As a mini-lesson, I teach the students a new game. I ask the children to form a fishbowl in our community center and ask a volunteer to be my partner.
I give my partner and myself a Rounding Game Board and a set of directions. We read the directions aloud and paraphrase what we will be doing. Then, we follow the directions. While we play, I think aloud about my strategy for making my three digit numbers, based on the operation we are completing.
My partner and I also discuss how we use rounding to check for accuracy. It is here that I ask the fishbowl to discuss with a partner next to them if they think we should round to the nearest 10 or 100 and why?
I guide the conversation around the fact that both strategies would work, but that my partner and I will model each with the same problem. Afterwards, the class should see that rounding to the nearest 10 gives us a more accurate estimate.
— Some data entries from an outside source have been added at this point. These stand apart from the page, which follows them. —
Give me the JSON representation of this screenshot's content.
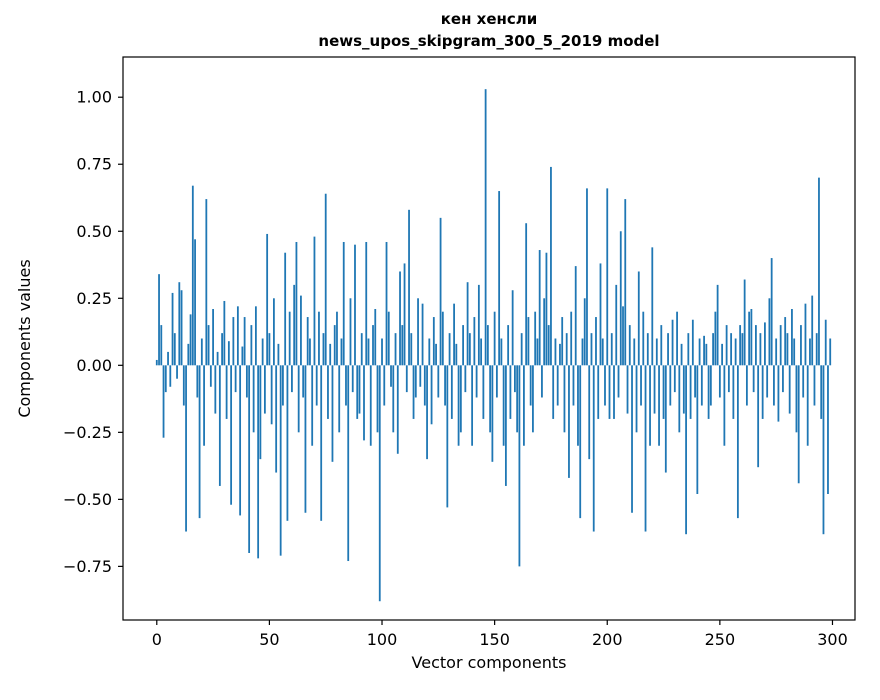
{
  "chart_data": {
    "type": "bar",
    "title_line1": "кен хенсли",
    "title_line2": "news_upos_skipgram_300_5_2019 model",
    "xlabel": "Vector components",
    "ylabel": "Components values",
    "xlim": [
      -15,
      310
    ],
    "ylim": [
      -0.95,
      1.15
    ],
    "x_ticks": [
      0,
      50,
      100,
      150,
      200,
      250,
      300
    ],
    "y_ticks": [
      1.0,
      0.75,
      0.5,
      0.25,
      0.0,
      -0.25,
      -0.5,
      -0.75
    ],
    "grid": false,
    "legend": "none",
    "bar_color": "#1f77b4",
    "values": [
      0.02,
      0.34,
      0.15,
      -0.27,
      -0.1,
      0.05,
      -0.08,
      0.27,
      0.12,
      -0.05,
      0.31,
      0.28,
      -0.15,
      -0.62,
      0.08,
      0.19,
      0.67,
      0.47,
      -0.12,
      -0.57,
      0.1,
      -0.3,
      0.62,
      0.15,
      -0.08,
      0.21,
      -0.18,
      0.05,
      -0.45,
      0.12,
      0.24,
      -0.2,
      0.09,
      -0.52,
      0.18,
      -0.1,
      0.22,
      -0.56,
      0.07,
      0.18,
      -0.12,
      -0.7,
      0.15,
      -0.25,
      0.22,
      -0.72,
      -0.35,
      0.1,
      -0.18,
      0.49,
      0.12,
      -0.22,
      0.25,
      -0.4,
      0.08,
      -0.71,
      -0.15,
      0.42,
      -0.58,
      0.2,
      -0.1,
      0.3,
      0.46,
      -0.25,
      0.26,
      -0.12,
      -0.55,
      0.18,
      0.1,
      -0.3,
      0.48,
      -0.15,
      0.2,
      -0.58,
      0.12,
      0.64,
      -0.2,
      0.08,
      -0.36,
      0.15,
      0.2,
      -0.25,
      0.1,
      0.46,
      -0.15,
      -0.73,
      0.25,
      -0.1,
      0.45,
      -0.2,
      -0.18,
      0.12,
      -0.28,
      0.46,
      0.1,
      -0.3,
      0.15,
      0.21,
      -0.25,
      -0.88,
      0.1,
      -0.15,
      0.46,
      0.2,
      -0.08,
      -0.25,
      0.12,
      -0.33,
      0.35,
      0.15,
      0.38,
      -0.1,
      0.58,
      0.12,
      -0.2,
      -0.12,
      0.25,
      -0.08,
      0.23,
      -0.15,
      -0.35,
      0.1,
      -0.22,
      0.18,
      0.08,
      -0.12,
      0.55,
      0.2,
      -0.15,
      -0.53,
      0.12,
      -0.2,
      0.23,
      0.08,
      -0.3,
      -0.25,
      0.15,
      -0.1,
      0.31,
      0.12,
      -0.3,
      0.18,
      -0.12,
      0.3,
      0.1,
      -0.2,
      1.03,
      0.15,
      -0.25,
      -0.36,
      0.2,
      -0.12,
      0.65,
      0.1,
      -0.3,
      -0.45,
      0.15,
      -0.2,
      0.28,
      -0.1,
      -0.25,
      -0.75,
      0.12,
      -0.3,
      0.53,
      0.18,
      -0.15,
      -0.25,
      0.2,
      0.1,
      0.43,
      -0.12,
      0.25,
      0.42,
      0.15,
      0.74,
      -0.2,
      0.1,
      -0.15,
      0.08,
      0.18,
      -0.25,
      0.12,
      -0.42,
      0.2,
      -0.15,
      0.37,
      -0.3,
      -0.57,
      0.1,
      0.25,
      0.66,
      -0.35,
      0.12,
      -0.62,
      0.18,
      -0.2,
      0.38,
      0.1,
      -0.15,
      0.66,
      -0.2,
      0.12,
      -0.2,
      0.3,
      -0.12,
      0.5,
      0.22,
      0.62,
      -0.18,
      0.15,
      -0.55,
      0.1,
      -0.25,
      0.35,
      -0.15,
      0.2,
      -0.62,
      0.12,
      -0.3,
      0.44,
      -0.18,
      0.1,
      -0.3,
      0.15,
      -0.2,
      -0.4,
      0.12,
      -0.15,
      0.17,
      -0.1,
      0.2,
      -0.25,
      0.08,
      -0.18,
      -0.63,
      0.12,
      -0.2,
      0.17,
      -0.12,
      -0.48,
      0.1,
      -0.15,
      0.11,
      0.08,
      -0.2,
      -0.15,
      0.12,
      0.2,
      0.3,
      -0.12,
      0.08,
      -0.3,
      0.15,
      -0.1,
      0.12,
      -0.2,
      0.1,
      -0.57,
      0.15,
      0.12,
      0.32,
      -0.15,
      0.2,
      0.21,
      -0.1,
      0.15,
      -0.38,
      0.12,
      -0.2,
      0.16,
      -0.12,
      0.25,
      0.4,
      -0.15,
      0.1,
      -0.21,
      0.15,
      -0.1,
      0.18,
      0.12,
      -0.18,
      0.21,
      0.1,
      -0.25,
      -0.44,
      0.15,
      -0.12,
      0.23,
      -0.3,
      0.1,
      0.26,
      -0.15,
      0.12,
      0.7,
      -0.2,
      -0.63,
      0.17,
      -0.48,
      0.1
    ]
  }
}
I quickly pair the students using our name sticks and send them off with the directions and game boards. As each group assembles their playing cards, I meet with a few students that I know are still struggling with why we round numbers the way we do. I will do a quick demonstration, again, on the number line about the distance between the decades and century landmarks for these students and then send them to their partners.
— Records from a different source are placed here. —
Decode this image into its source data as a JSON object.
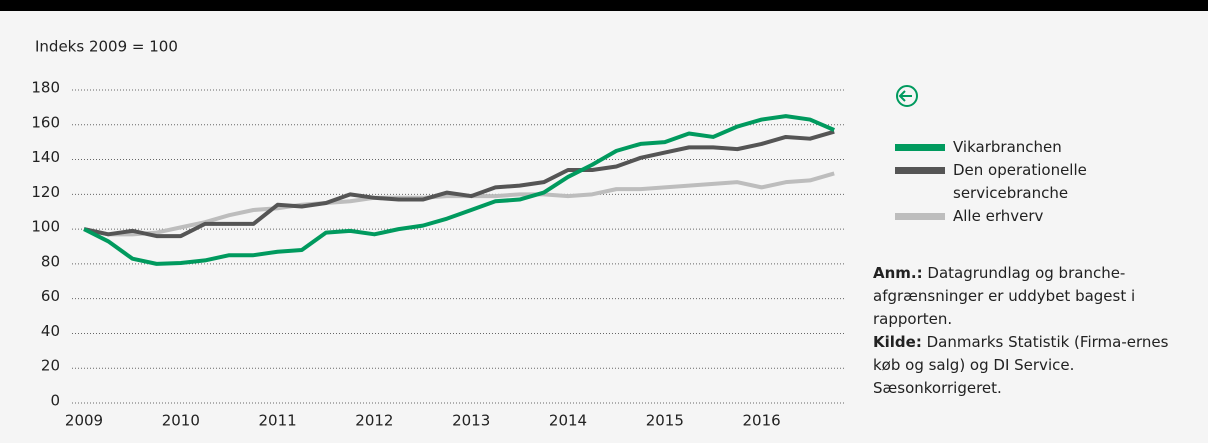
{
  "chart_data": {
    "type": "line",
    "y_label": "Indeks 2009 = 100",
    "categories": [
      "2009",
      null,
      null,
      null,
      "2010",
      null,
      null,
      null,
      "2011",
      null,
      null,
      null,
      "2012",
      null,
      null,
      null,
      "2013",
      null,
      null,
      null,
      "2014",
      null,
      null,
      null,
      "2015",
      null,
      null,
      null,
      "2016",
      null,
      null,
      null
    ],
    "series": [
      {
        "name": "Vikarbranchen",
        "color": "#009a5e",
        "values": [
          100,
          93,
          83,
          80,
          80.5,
          82,
          85,
          85,
          87,
          88,
          98,
          99,
          97,
          100,
          102,
          106,
          111,
          116,
          117,
          121,
          130,
          137,
          145,
          149,
          150,
          155,
          153,
          159,
          163,
          165,
          163,
          157
        ]
      },
      {
        "name": "Den operationelle servicebranche",
        "color": "#555555",
        "values": [
          100,
          97,
          99,
          96,
          96,
          103,
          103,
          103,
          114,
          113,
          115,
          120,
          118,
          117,
          117,
          121,
          119,
          124,
          125,
          127,
          134,
          134,
          136,
          141,
          144,
          147,
          147,
          146,
          149,
          153,
          152,
          156
        ]
      },
      {
        "name": "Alle erhverv",
        "color": "#bdbdbd",
        "values": [
          100,
          97,
          97,
          98,
          101,
          104,
          108,
          111,
          112,
          114,
          115,
          116,
          118,
          118,
          118,
          119,
          119,
          119,
          120,
          120,
          119,
          120,
          123,
          123,
          124,
          125,
          126,
          127,
          124,
          127,
          128,
          132
        ]
      }
    ],
    "ylim": [
      0,
      180
    ],
    "yticks": [
      0,
      20,
      40,
      60,
      80,
      100,
      120,
      140,
      160,
      180
    ],
    "grid": true,
    "notes": [
      {
        "label": "Anm.:",
        "text": "Datagrundlag og branche-afgrænsninger er uddybet bagest i rapporten."
      },
      {
        "label": "Kilde:",
        "text": "Danmarks Statistik (Firma-ernes køb og salg) og DI Service. Sæsonkorrigeret."
      }
    ]
  }
}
As the partnerships play, I join teams in order to watch for strategies in creating 3 digit numbers and in rounding for accuracy. I think it is also important to watch and listen to the strategy development for adding and subtracting the actual numbers.
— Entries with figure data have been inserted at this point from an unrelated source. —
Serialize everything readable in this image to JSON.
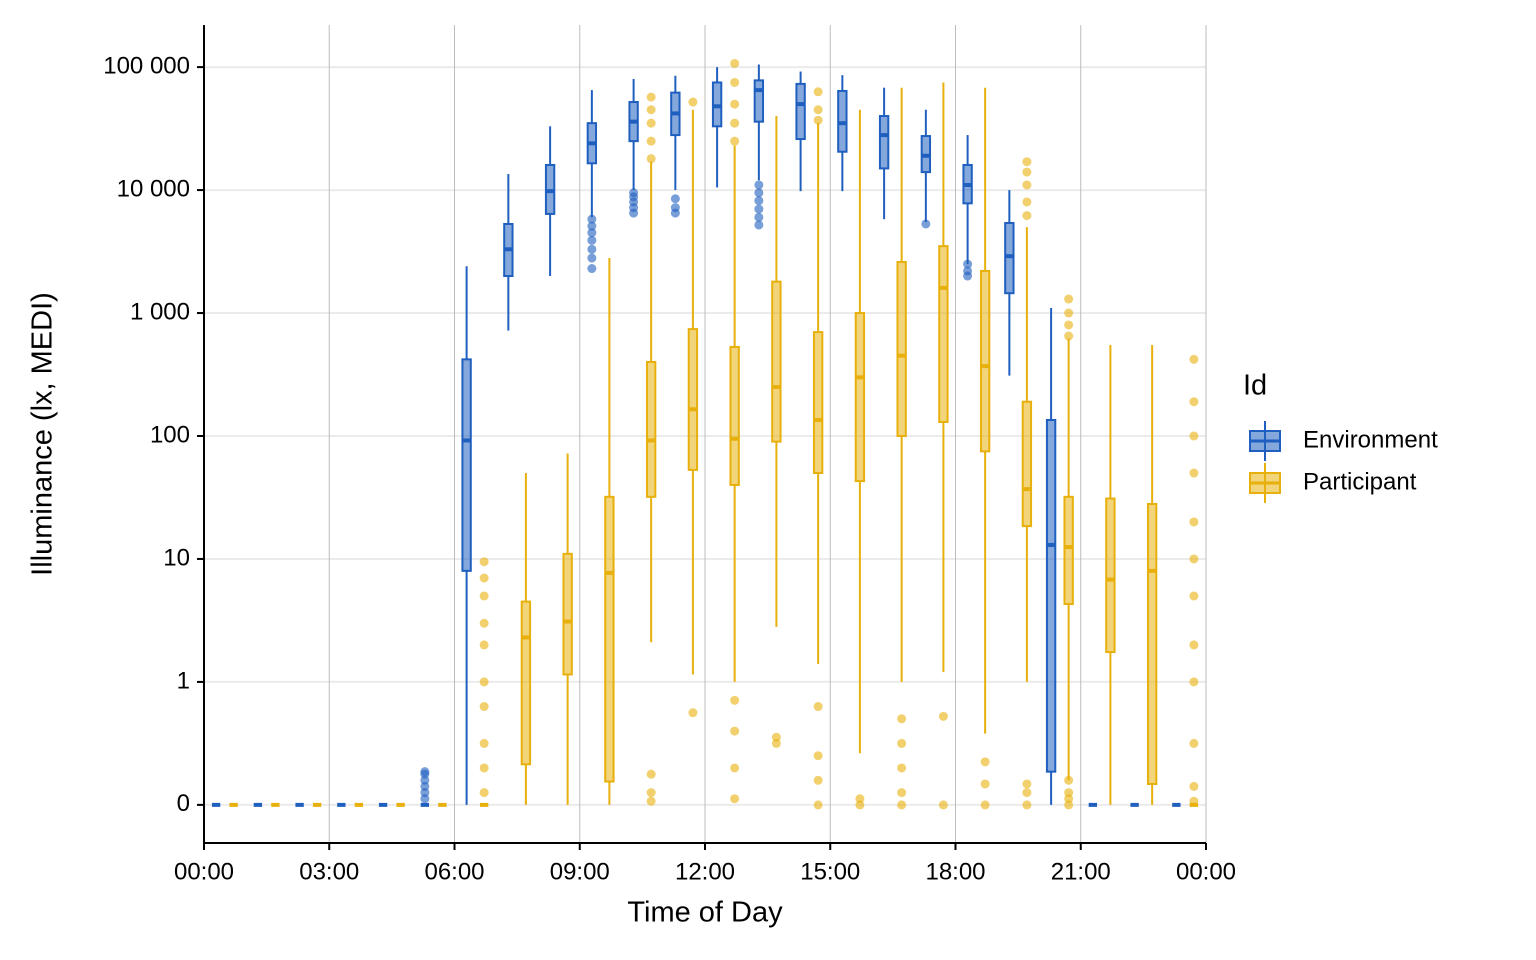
{
  "chart_data": {
    "type": "boxplot",
    "x_label": "Time of Day",
    "y_label": "Illuminance (lx, MEDI)",
    "legend_title": "Id",
    "legend_position": "right",
    "y_scale": "symlog",
    "grid": true,
    "x": [
      0.5,
      1.5,
      2.5,
      3.5,
      4.5,
      5.5,
      6.5,
      7.5,
      8.5,
      9.5,
      10.5,
      11.5,
      12.5,
      13.5,
      14.5,
      15.5,
      16.5,
      17.5,
      18.5,
      19.5,
      20.5,
      21.5,
      22.5,
      23.5
    ],
    "xlim": [
      0,
      24
    ],
    "xticks": [
      {
        "value": 0,
        "label": "00:00"
      },
      {
        "value": 3,
        "label": "03:00"
      },
      {
        "value": 6,
        "label": "06:00"
      },
      {
        "value": 9,
        "label": "09:00"
      },
      {
        "value": 12,
        "label": "12:00"
      },
      {
        "value": 15,
        "label": "15:00"
      },
      {
        "value": 18,
        "label": "18:00"
      },
      {
        "value": 21,
        "label": "21:00"
      },
      {
        "value": 24,
        "label": "00:00"
      }
    ],
    "ylim": [
      -0.31,
      220000
    ],
    "yticks": [
      0,
      1,
      10,
      100,
      {
        "value": 1000,
        "label": "1 000"
      },
      {
        "value": 10000,
        "label": "10 000"
      },
      {
        "value": 100000,
        "label": "100 000"
      }
    ],
    "series": [
      {
        "name": "Environment",
        "color": "#1f5fbf",
        "low": [
          0,
          0,
          0,
          0,
          0,
          0,
          0,
          720,
          2000,
          6000,
          10000,
          10000,
          10500,
          12000,
          9800,
          9800,
          5800,
          5500,
          2500,
          310,
          0,
          0,
          0,
          0
        ],
        "q1": [
          0,
          0,
          0,
          0,
          0,
          0,
          8,
          2000,
          6400,
          16500,
          25000,
          28000,
          33000,
          36000,
          26000,
          20500,
          15000,
          14000,
          7800,
          1450,
          0.27,
          0,
          0,
          0
        ],
        "median": [
          0,
          0,
          0,
          0,
          0,
          0,
          92,
          3300,
          9800,
          24000,
          36000,
          42000,
          48000,
          65000,
          50000,
          35000,
          28000,
          19000,
          11000,
          2900,
          13,
          0,
          0,
          0
        ],
        "q3": [
          0,
          0,
          0,
          0,
          0,
          0,
          420,
          5300,
          16000,
          35000,
          52000,
          62000,
          75000,
          78000,
          73000,
          64000,
          40000,
          27500,
          16000,
          5400,
          135,
          0,
          0,
          0
        ],
        "high": [
          0,
          0,
          0,
          0,
          0,
          0,
          2400,
          13500,
          33000,
          65000,
          80000,
          85000,
          100000,
          105000,
          92000,
          86000,
          68000,
          45000,
          28000,
          10000,
          1100,
          0,
          0,
          0
        ],
        "outliers": [
          [],
          [],
          [],
          [],
          [],
          [
            0.05,
            0.1,
            0.15,
            0.2,
            0.25,
            0.27
          ],
          [],
          [],
          [],
          [
            2300,
            2800,
            3300,
            3900,
            4500,
            5100,
            5800
          ],
          [
            6500,
            7200,
            8000,
            8800,
            9500
          ],
          [
            6500,
            7200,
            8500
          ],
          [],
          [
            5200,
            6000,
            7000,
            8200,
            9500,
            11000
          ],
          [],
          [],
          [],
          [
            5300
          ],
          [
            2000,
            2200,
            2500
          ],
          [],
          [],
          [],
          [],
          []
        ]
      },
      {
        "name": "Participant",
        "color": "#e8b00c",
        "low": [
          0,
          0,
          0,
          0,
          0,
          0,
          0,
          0,
          0,
          0,
          2.1,
          1.15,
          1,
          2.8,
          1.4,
          0.42,
          1,
          1.2,
          0.58,
          1,
          0.2,
          0,
          0,
          0
        ],
        "q1": [
          0,
          0,
          0,
          0,
          0,
          0,
          0,
          0.33,
          1.15,
          0.19,
          32,
          53,
          40,
          90,
          50,
          43,
          100,
          130,
          75,
          18.5,
          4.3,
          1.75,
          0.17,
          0
        ],
        "median": [
          0,
          0,
          0,
          0,
          0,
          0,
          0,
          2.3,
          3.1,
          7.7,
          92,
          165,
          95,
          250,
          135,
          300,
          450,
          1600,
          370,
          37,
          12.5,
          6.8,
          8,
          0
        ],
        "q3": [
          0,
          0,
          0,
          0,
          0,
          0,
          0,
          4.5,
          11,
          32,
          400,
          740,
          530,
          1800,
          700,
          1000,
          2600,
          3500,
          2200,
          190,
          32,
          31,
          28,
          0
        ],
        "high": [
          0,
          0,
          0,
          0,
          0,
          0,
          0,
          50,
          72,
          2800,
          17000,
          45000,
          23000,
          40000,
          35000,
          45000,
          68000,
          75000,
          68000,
          5000,
          620,
          550,
          550,
          0
        ],
        "outliers": [
          [],
          [],
          [],
          [],
          [],
          [],
          [
            0.1,
            0.3,
            0.5,
            0.8,
            1,
            2,
            3,
            5,
            7,
            9.5
          ],
          [],
          [],
          [],
          [
            0.03,
            0.1,
            0.25,
            18000,
            25000,
            35000,
            45000,
            57000
          ],
          [
            0.75,
            52000
          ],
          [
            0.05,
            0.3,
            0.6,
            0.85,
            25000,
            35000,
            50000,
            75000,
            107000
          ],
          [
            0.5,
            0.55
          ],
          [
            0,
            0.2,
            0.4,
            0.8,
            37000,
            45000,
            63000
          ],
          [
            0,
            0.05
          ],
          [
            0,
            0.1,
            0.3,
            0.5,
            0.7
          ],
          [
            0,
            0.72
          ],
          [
            0,
            0.17,
            0.35
          ],
          [
            0,
            0.1,
            0.17,
            6200,
            8000,
            11000,
            14000,
            17000
          ],
          [
            0,
            0.05,
            0.1,
            0.2,
            650,
            800,
            1000,
            1300
          ],
          [],
          [],
          [
            0.03,
            0.15,
            0.5,
            1,
            2,
            5,
            10,
            20,
            50,
            100,
            190,
            420
          ]
        ]
      }
    ]
  }
}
In this clip, you will see that the student is able to explain her rounding method and use it to check her actual work. Prior to the filming, however, she was confused about how to round. I intervene using a number line partitioned into intervals of 10's, and ask her to "plot" numbers I call out. I then review when to round, based on distance from a landmark number.
To close the lesson, I placed a three digit subtraction problem on the board and ask a student to show me the estimate equation using their white boards. This acts as an exit ticket. When I tap them on the shoulder, they are made aware that their equation is correct and can go on to practice their multiplication/division flashcards.
If their equations are off, I form a small group and do another intervention of how to choose the landmark 10's or 100's, and then discuss the distance from each as a way of knowing which direction to round. I also give this group the rule: 4 and lower in the ones place, round down. 5 and higher in the ones place, round up.